Clodagh Daly of the Stop Blood Coal campaign group told The Green News that the ESB emails make it clear that the semi-state does “not care about the human cost of burning coal” and only appears concerned with “protecting its own image”.
“The ESB has previously cited Bettercoal as testimony to the responsible management of their supply chain. This response, however, proves that Bettercoal is nothing more than a slick PR tool designed to allow utility companies to abdicate responsibility for the damages inflicted upon communities as a result of coal extraction,” she added.
In addition, an email send to Bettercoal on 4 January 2019 from the fuel trading team appears to doubt the veracity of Irish media reporting of alleged links between Cerrejón and human rights issues. “We are seeing repeated articles in the media all saying the same thing,” the email states.
“There is talk of evictions, intimidation, and environmental destruction in all the articles but there is never anything specific or new in it and it is always referred to in a very general manner, high level manner,” the ESB email continues.
Ms Daly said that if concerns of evictions, intimidation and environmental destruction “seem too general” for the ESB, then the company should have taken the time to meet with Jakeline Romero Epiayu, a Wayúu indigenous woman and human rights activists from La Guajira, who was recently in Ireland. Ms Daly said that the ESB was invited to a private meeting with Ms Romero Epiayu to hear her story but did not respond to the request.
The ESB said that senior managers have visited the Cerrejón site on a number of occasions and met directly with workers, community leaders and trade union officials. A senior manager is scheduled to visit once again next month, the semi-state said.
Coal use dramatically reduced
ESB’s overall coal imports fell dramatically in 2019, according to reports in the Sunday Business Post this week, down to just 72,000 tonnes from the 1.06 million tonnes imported in 2018 as coal use for electricity generation continues to drop.
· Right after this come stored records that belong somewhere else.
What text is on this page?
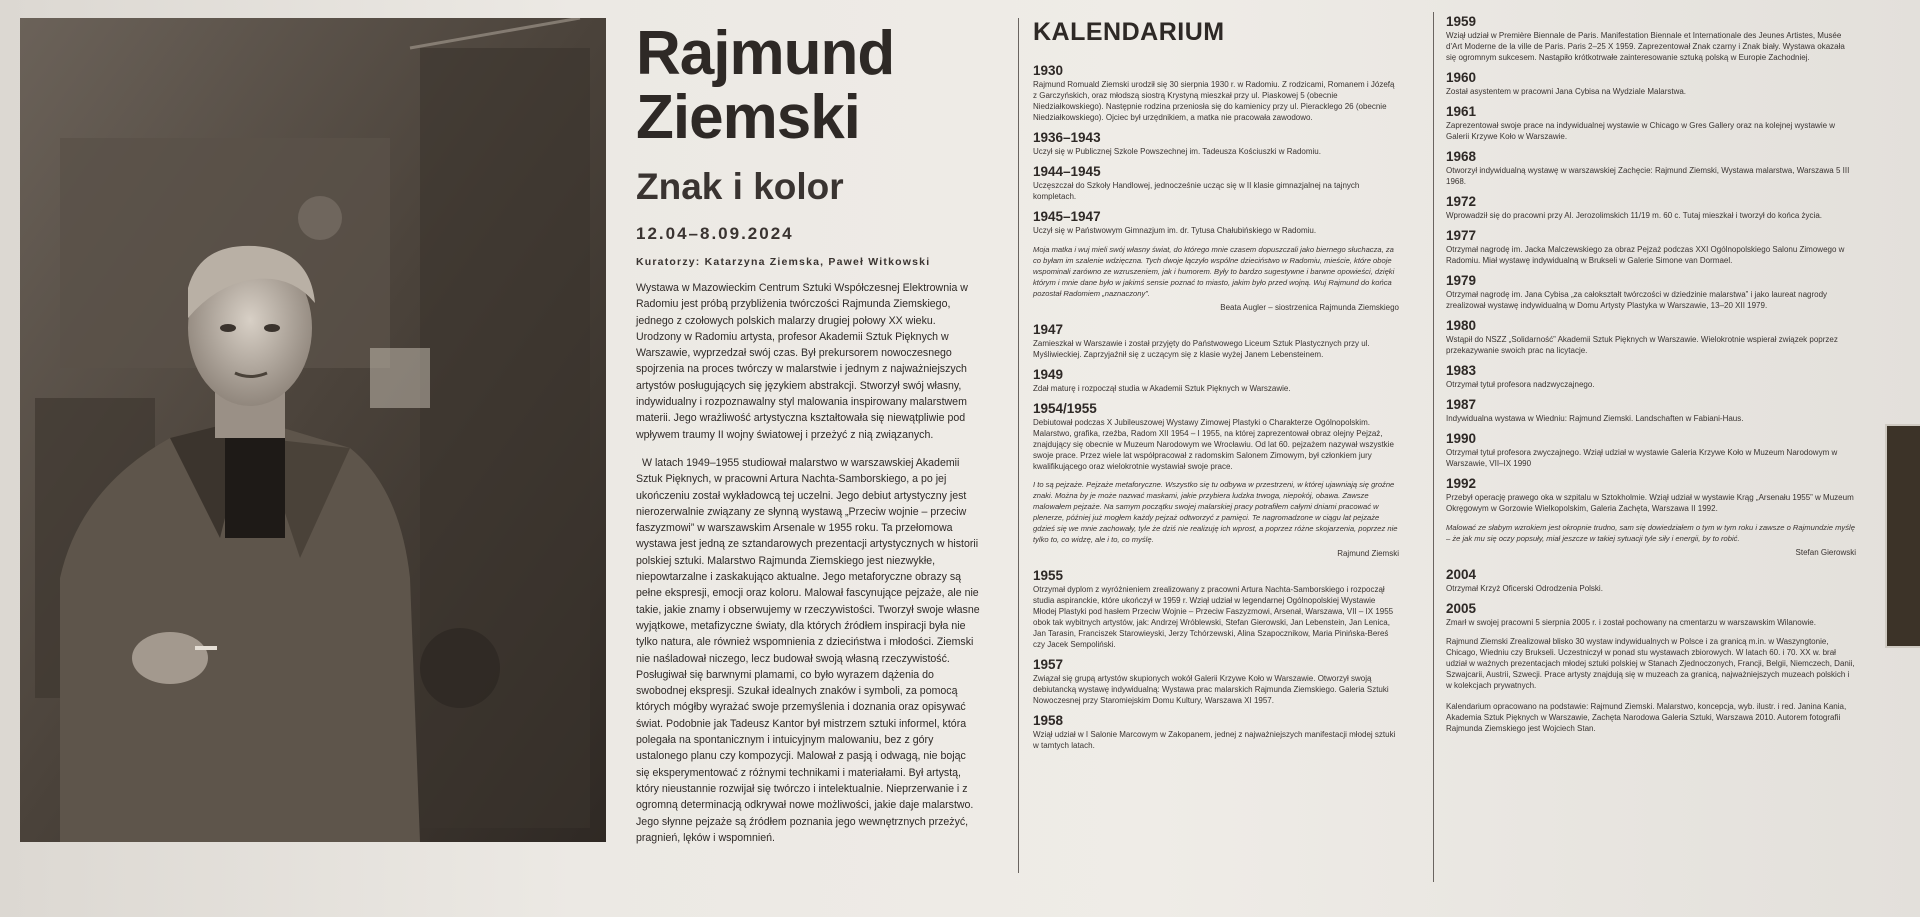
Rajmund
Ziemski
Znak i kolor
12.04–8.09.2024
Kuratorzy: Katarzyna Ziemska, Paweł Witkowski

Wystawa w Mazowieckim Centrum Sztuki Współczesnej Elektrownia w Radomiu jest próbą przybliżenia twórczości Rajmunda Ziemskiego, jednego z czołowych polskich malarzy drugiej połowy XX wieku. Urodzony w Radomiu artysta, profesor Akademii Sztuk Pięknych w Warszawie, wyprzedzał swój czas. Był prekursorem nowoczesnego spojrzenia na proces twórczy w malarstwie i jednym z najważniejszych artystów posługujących się językiem abstrakcji. Stworzył swój własny, indywidualny i rozpoznawalny styl malowania inspirowany malarstwem materii. Jego wrażliwość artystyczna kształtowała się niewątpliwie pod wpływem traumy II wojny światowej i przeżyć z nią związanych.

W latach 1949–1955 studiował malarstwo w warszawskiej Akademii Sztuk Pięknych, w pracowni Artura Nachta-Samborskiego, a po jej ukończeniu został wykładowcą tej uczelni. Jego debiut artystyczny jest nierozerwalnie związany ze słynną wystawą „Przeciw wojnie – przeciw faszyzmowi” w warszawskim Arsenale w 1955 roku. Ta przełomowa wystawa jest jedną ze sztandarowych prezentacji artystycznych w historii polskiej sztuki. Malarstwo Rajmunda Ziemskiego jest niezwykłe, niepowtarzalne i zaskakująco aktualne. Jego metaforyczne obrazy są pełne ekspresji, emocji oraz koloru. Malował fascynujące pejzaże, ale nie takie, jakie znamy i obserwujemy w rzeczywistości. Tworzył swoje własne wyjątkowe, metafizyczne światy, dla których źródłem inspiracji była nie tylko natura, ale również wspomnienia z dzieciństwa i młodości. Ziemski nie naśladował niczego, lecz budował swoją własną rzeczywistość. Posługiwał się barwnymi plamami, co było wyrazem dążenia do swobodnej ekspresji. Szukał idealnych znaków i symboli, za pomocą których mógłby wyrażać swoje przemyślenia i doznania oraz opisywać świat. Podobnie jak Tadeusz Kantor był mistrzem sztuki informel, która polegała na spontanicznym i intuicyjnym malowaniu, bez z góry ustalonego planu czy kompozycji. Malował z pasją i odwagą, nie bojąc się eksperymentować z różnymi technikami i materiałami. Był artystą, który nieustannie rozwijał się twórczo i intelektualnie. Nieprzerwanie i z ogromną determinacją odkrywał nowe możliwości, jakie daje malarstwo. Jego słynne pejzaże są źródłem poznania jego wewnętrznych przeżyć, pragnień, lęków i wspomnień.

KALENDARIUM
1930
Rajmund Romuald Ziemski urodził się 30 sierpnia 1930 r. w Radomiu. Z rodzicami, Romanem i Józefą z Garczyńskich, oraz młodszą siostrą Krystyną mieszkał przy ul. Piaskowej 5 (obecnie Niedziałkowskiego). Następnie rodzina przeniosła się do kamienicy przy ul. Pieracklego 26 (obecnie Niedziałkowskiego). Ojciec był urzędnikiem, a matka nie pracowała zawodowo.
1936–1943
Uczył się w Publicznej Szkole Powszechnej im. Tadeusza Kościuszki w Radomiu.
1944–1945
Uczęszczał do Szkoły Handlowej, jednocześnie ucząc się w II klasie gimnazjalnej na tajnych kompletach.
1945–1947
Uczył się w Państwowym Gimnazjum im. dr. Tytusa Chałubińskiego w Radomiu.
Moja matka i wuj mieli swój własny świat, do którego mnie czasem dopuszczali jako biernego słuchacza, za co byłam im szalenie wdzięczna. Tych dwoje łączyło wspólne dzieciństwo w Radomiu, mieście, które oboje wspominali zarówno ze wzruszeniem, jak i humorem. Były to bardzo sugestywne i barwne opowieści, dzięki którym i mnie dane było w jakimś sensie poznać to miasto, jakim było przed wojną. Wuj Rajmund do końca pozostał Radomiem „naznaczony”.
Beata Augler – siostrzenica Rajmunda Ziemskiego
1947
Zamieszkał w Warszawie i został przyjęty do Państwowego Liceum Sztuk Plastycznych przy ul. Myśliwieckiej. Zaprzyjaźnił się z uczącym się z klasie wyżej Janem Lebensteinem.
1949
Zdał maturę i rozpoczął studia w Akademii Sztuk Pięknych w Warszawie.
1954/1955
Debiutował podczas X Jubileuszowej Wystawy Zimowej Plastyki o Charakterze Ogólnopolskim. Malarstwo, grafika, rzeźba, Radom XII 1954 – I 1955, na której zaprezentował obraz olejny Pejzaż, znajdujący się obecnie w Muzeum Narodowym we Wrocławiu. Od lat 60. pejzażem nazywał wszystkie swoje prace. Przez wiele lat współpracował z radomskim Salonem Zimowym, był członkiem jury kwalifikującego oraz wielokrotnie wystawiał swoje prace.
I to są pejzaże. Pejzaże metaforyczne. Wszystko się tu odbywa w przestrzeni, w której ujawniają się groźne znaki. Można by je może nazwać maskami, jakie przybiera ludzka trwoga, niepokój, obawa. Zawsze malowałem pejzaże. Na samym początku swojej malarskiej pracy potrafiłem całymi dniami pracować w plenerze, później już mogłem każdy pejzaż odtworzyć z pamięci. Te nagromadzone w ciągu lat pejzaże gdzieś się we mnie zachowały, tyle że dziś nie realizuję ich wprost, a poprzez różne skojarzenia, poprzez nie tylko to, co widzę, ale i to, co myślę.
Rajmund Ziemski
1955
Otrzymał dyplom z wyróżnieniem zrealizowany z pracowni Artura Nachta-Samborskiego i rozpoczął studia aspiranckie, które ukończył w 1959 r. Wziął udział w legendarnej Ogólnopolskiej Wystawie Młodej Plastyki pod hasłem Przeciw Wojnie – Przeciw Faszyzmowi, Arsenał, Warszawa, VII – IX 1955 obok tak wybitnych artystów, jak: Andrzej Wróblewski, Stefan Gierowski, Jan Lebenstein, Jan Lenica, Jan Tarasin, Franciszek Starowieyski, Jerzy Tchórzewski, Alina Szapocznikow, Maria Pinińska-Bereś czy Jacek Sempoliński.
1957
Związał się grupą artystów skupionych wokół Galerii Krzywe Koło w Warszawie. Otworzył swoją debiutancką wystawę indywidualną: Wystawa prac malarskich Rajmunda Ziemskiego. Galeria Sztuki Nowoczesnej przy Staromiejskim Domu Kultury, Warszawa XI 1957.
1958
Wziął udział w I Salonie Marcowym w Zakopanem, jednej z najważniejszych manifestacji młodej sztuki w tamtych latach.
1959
Wziął udział w Première Biennale de Paris. Manifestation Biennale et Internationale des Jeunes Artistes, Musée d'Art Moderne de la ville de Paris. Paris 2–25 X 1959. Zaprezentował Znak czarny i Znak biały. Wystawa okazała się ogromnym sukcesem. Nastąpiło krótkotrwałe zainteresowanie sztuką polską w Europie Zachodniej.
1960
Został asystentem w pracowni Jana Cybisa na Wydziale Malarstwa.
1961
Zaprezentował swoje prace na indywidualnej wystawie w Chicago w Gres Gallery oraz na kolejnej wystawie w Galerii Krzywe Koło w Warszawie.
1968
Otworzył indywidualną wystawę w warszawskiej Zachęcie: Rajmund Ziemski, Wystawa malarstwa, Warszawa 5 III 1968.
1972
Wprowadził się do pracowni przy Al. Jerozolimskich 11/19 m. 60 c. Tutaj mieszkał i tworzył do końca życia.
1977
Otrzymał nagrodę im. Jacka Malczewskiego za obraz Pejzaż podczas XXI Ogólnopolskiego Salonu Zimowego w Radomiu. Miał wystawę indywidualną w Brukseli w Galerie Simone van Dormael.
1979
Otrzymał nagrodę im. Jana Cybisa „za całokształt twórczości w dziedzinie malarstwa” i jako laureat nagrody zrealizował wystawę indywidualną w Domu Artysty Plastyka w Warszawie, 13–20 XII 1979.
1980
Wstąpił do NSZZ „Solidarność” Akademii Sztuk Pięknych w Warszawie. Wielokrotnie wspierał związek poprzez przekazywanie swoich prac na licytacje.
1983
Otrzymał tytuł profesora nadzwyczajnego.
1987
Indywidualna wystawa w Wiedniu: Rajmund Ziemski. Landschaften w Fabiani-Haus.
1990
Otrzymał tytuł profesora zwyczajnego. Wziął udział w wystawie Galeria Krzywe Koło w Muzeum Narodowym w Warszawie, VII–IX 1990
1992
Przebył operację prawego oka w szpitalu w Sztokholmie. Wziął udział w wystawie Krąg „Arsenału 1955” w Muzeum Okręgowym w Gorzowie Wielkopolskim, Galeria Zachęta, Warszawa II 1992.
Malować ze słabym wzrokiem jest okropnie trudno, sam się dowiedziałem o tym w tym roku i zawsze o Rajmundzie myślę – że jak mu się oczy popsuły, miał jeszcze w takiej sytuacji tyle siły i energii, by to robić.
Stefan Gierowski
2004
Otrzymał Krzyż Oficerski Odrodzenia Polski.
2005
Zmarł w swojej pracowni 5 sierpnia 2005 r. i został pochowany na cmentarzu w warszawskim Wilanowie.
Rajmund Ziemski Zrealizował blisko 30 wystaw indywidualnych w Polsce i za granicą m.in. w Waszyngtonie, Chicago, Wiedniu czy Brukseli. Uczestniczył w ponad stu wystawach zbiorowych. W latach 60. i 70. XX w. brał udział w ważnych prezentacjach młodej sztuki polskiej w Stanach Zjednoczonych, Francji, Belgii, Niemczech, Danii, Szwajcarii, Austrii, Szwecji. Prace artysty znajdują się w muzeach za granicą, najważniejszych muzeach polskich i w kolekcjach prywatnych.
Kalendarium opracowano na podstawie: Rajmund Ziemski. Malarstwo, koncepcja, wyb. ilustr. i red. Janina Kania, Akademia Sztuk Pięknych w Warszawie, Zachęta Narodowa Galeria Sztuki, Warszawa 2010. Autorem fotografii Rajmunda Ziemskiego jest Wojciech Stan.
This fall in imports is reflected in a major decline in output from the plant that until very recently was Ireland’s largest power generator, producing around 4,500 GWh of electricity generation per year. This compares to just over 2,000 GWh in 2018 and 590 GWh in 2019. As reported in The Independent this morning, the plant has not produced any electricity for the past seven weeks.
A spokesperson for the ESB told The Green News that output at Moneypoint has “declined dramatically” over recent years as renewable electricity has increasingly replaced coal-fired electricity.
However, as revealed by The Green News, a portion of the decline in coal use in recent years is also down to technical issues with turbines at the plant that halted production for several months in 2018 and 2019. In addition, coal use has declined due to a combination of international market pressures and increasing carbon prices.
The ESB will phase out burning coal for electricity generation within five years and is examining technology options beyond 2025 that can “deliver large scale electricity generation, fuel diversity and security of supply”.